Harry flipped his cell phone closed. ‘Done. You’ll like this place.’ Then he smiled down at Mungo. ‘Incredible dog. I just don’t know what to make of him.’ He paused. ‘I don’t know what to make of any of this, actually.’

2

‘The house itself–it’s named Winterhaus, incidentally–I don’t know where that German bit came from. I wanted to know more about the house itself. It struck me as a place that would serve as a setting for something.’

They were seated now in one of those pleasant restaurants where the food and the service clearly took precedence over the packaging: no terribly modern blue Lucite or smoked-glass room dividers or etched wall sconces; no sumptuous, sinuous leather and bright white linens. Just a comfortable arrangement of tables far enough apart that you didn’t feel the people at the next table were elbowing in on your conversation.

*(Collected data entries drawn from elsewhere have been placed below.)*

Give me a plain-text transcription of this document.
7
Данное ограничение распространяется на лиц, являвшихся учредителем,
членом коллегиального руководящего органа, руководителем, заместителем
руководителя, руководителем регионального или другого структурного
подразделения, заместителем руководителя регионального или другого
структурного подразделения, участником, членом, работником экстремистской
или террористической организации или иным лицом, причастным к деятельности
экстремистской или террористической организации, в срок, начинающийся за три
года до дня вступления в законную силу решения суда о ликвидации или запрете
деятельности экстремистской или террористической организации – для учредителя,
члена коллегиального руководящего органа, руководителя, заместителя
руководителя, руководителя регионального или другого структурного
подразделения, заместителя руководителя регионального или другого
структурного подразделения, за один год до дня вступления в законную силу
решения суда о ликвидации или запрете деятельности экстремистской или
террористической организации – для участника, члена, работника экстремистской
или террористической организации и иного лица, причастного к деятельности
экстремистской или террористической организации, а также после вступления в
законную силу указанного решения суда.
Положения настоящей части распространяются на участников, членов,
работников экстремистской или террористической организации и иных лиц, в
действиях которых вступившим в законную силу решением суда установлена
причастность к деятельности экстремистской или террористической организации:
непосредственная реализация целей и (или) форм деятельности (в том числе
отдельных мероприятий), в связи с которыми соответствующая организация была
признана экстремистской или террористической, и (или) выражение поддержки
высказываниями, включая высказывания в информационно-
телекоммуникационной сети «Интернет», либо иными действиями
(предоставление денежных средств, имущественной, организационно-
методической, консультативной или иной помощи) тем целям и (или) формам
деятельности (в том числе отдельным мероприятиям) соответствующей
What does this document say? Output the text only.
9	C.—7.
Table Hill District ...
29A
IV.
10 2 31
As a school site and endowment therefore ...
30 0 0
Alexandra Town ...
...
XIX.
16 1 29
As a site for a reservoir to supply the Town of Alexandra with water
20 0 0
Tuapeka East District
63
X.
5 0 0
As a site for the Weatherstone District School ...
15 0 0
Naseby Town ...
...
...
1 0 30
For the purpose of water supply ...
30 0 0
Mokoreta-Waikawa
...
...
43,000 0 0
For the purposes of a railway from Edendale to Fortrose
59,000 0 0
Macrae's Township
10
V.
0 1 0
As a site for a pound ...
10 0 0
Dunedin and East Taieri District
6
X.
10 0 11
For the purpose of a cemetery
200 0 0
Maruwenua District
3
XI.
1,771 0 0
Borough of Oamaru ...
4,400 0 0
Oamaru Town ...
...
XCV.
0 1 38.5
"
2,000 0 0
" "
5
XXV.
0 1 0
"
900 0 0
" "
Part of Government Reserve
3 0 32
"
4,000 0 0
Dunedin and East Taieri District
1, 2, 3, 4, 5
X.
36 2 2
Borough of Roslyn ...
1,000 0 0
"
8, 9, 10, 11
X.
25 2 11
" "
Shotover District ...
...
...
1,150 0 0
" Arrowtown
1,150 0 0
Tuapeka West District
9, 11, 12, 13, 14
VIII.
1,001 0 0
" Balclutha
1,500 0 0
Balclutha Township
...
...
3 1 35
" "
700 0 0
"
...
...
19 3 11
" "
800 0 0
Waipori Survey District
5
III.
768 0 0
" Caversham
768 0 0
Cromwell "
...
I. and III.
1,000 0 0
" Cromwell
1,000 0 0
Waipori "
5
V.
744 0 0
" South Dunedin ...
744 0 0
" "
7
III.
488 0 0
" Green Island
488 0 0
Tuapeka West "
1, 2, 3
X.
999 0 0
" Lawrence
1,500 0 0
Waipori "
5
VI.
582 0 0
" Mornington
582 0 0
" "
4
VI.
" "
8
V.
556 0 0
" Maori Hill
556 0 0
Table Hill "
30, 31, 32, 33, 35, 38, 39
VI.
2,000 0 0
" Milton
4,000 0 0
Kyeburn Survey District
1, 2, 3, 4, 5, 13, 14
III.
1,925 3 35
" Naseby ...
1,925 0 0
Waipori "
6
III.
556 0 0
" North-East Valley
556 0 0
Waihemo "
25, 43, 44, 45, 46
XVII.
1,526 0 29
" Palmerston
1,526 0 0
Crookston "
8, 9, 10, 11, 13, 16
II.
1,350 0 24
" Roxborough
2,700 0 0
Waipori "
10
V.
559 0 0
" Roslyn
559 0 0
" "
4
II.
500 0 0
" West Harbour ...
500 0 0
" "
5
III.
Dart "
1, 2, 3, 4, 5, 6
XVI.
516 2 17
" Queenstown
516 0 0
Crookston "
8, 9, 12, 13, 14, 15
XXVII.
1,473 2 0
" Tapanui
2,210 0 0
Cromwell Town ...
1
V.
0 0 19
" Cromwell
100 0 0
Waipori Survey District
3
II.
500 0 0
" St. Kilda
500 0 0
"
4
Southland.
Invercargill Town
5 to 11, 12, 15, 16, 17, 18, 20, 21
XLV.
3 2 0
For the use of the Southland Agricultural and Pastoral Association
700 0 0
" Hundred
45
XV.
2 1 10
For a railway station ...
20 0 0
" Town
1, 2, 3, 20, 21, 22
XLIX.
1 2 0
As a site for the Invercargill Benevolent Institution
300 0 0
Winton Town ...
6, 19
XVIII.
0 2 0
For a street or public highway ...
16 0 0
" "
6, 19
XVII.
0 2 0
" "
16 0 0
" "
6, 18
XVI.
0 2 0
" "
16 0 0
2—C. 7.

Harry Johnson was obviously a long-standing diner here for the maitre d’ knew him by name and treated him as a valued customer.

They had ordered, or, rather, Harry had suggested the waiter order for them, just as he had told the sommelier to choose the wine.

‘‘Something’?’

Harry shrugged. ‘I’m not sure what I mean. Melodramatic. An old man was passing in the road as we left the drive, a villager I supposed. We stopped to ask about the Swan, the nearby pub, and he told us it was down the road, then offered a bit of advice at the same time. His name was Jessup, he said, and he lived around there. He gave us a warning about ‘that house’ and said we should avoid the woods. If you can imagine.’ Harry laughed.

‘Did you find anything dire in the woods?’

‘No.’

‘What about the owner? What did he have to say?’

‘He lives in San Gimignano, one of those little hill towns in Tuscany, one of the casa torre. It’s full of towers.’

‘You’ve seen the town, then?’

‘Yes. Well, we were looking for any clue at all. Hugh clearly wasn’t up to it and so I undertook to go. The man wouldn’t come to England–why should he? He’d put the house in the hands of an agent, so let her dammed well deal with it.’

‘But couldn’t this have been handled by telephone? Going to Italy seems a little extreme.’

‘Is going to Italy ever really extreme? And I’d never been there.’

Jury laughed. ‘I see what you mean. Go on.’

‘The thing, the interesting thing is, regarding your point about the telephone is that he didn’t want to discuss it over the phone. If I wanted to come to him, I was welcome.’

The waiter was there with their salads, mostly new and trendy greens and Stilton cheese and walnuts in a citrusy dressing.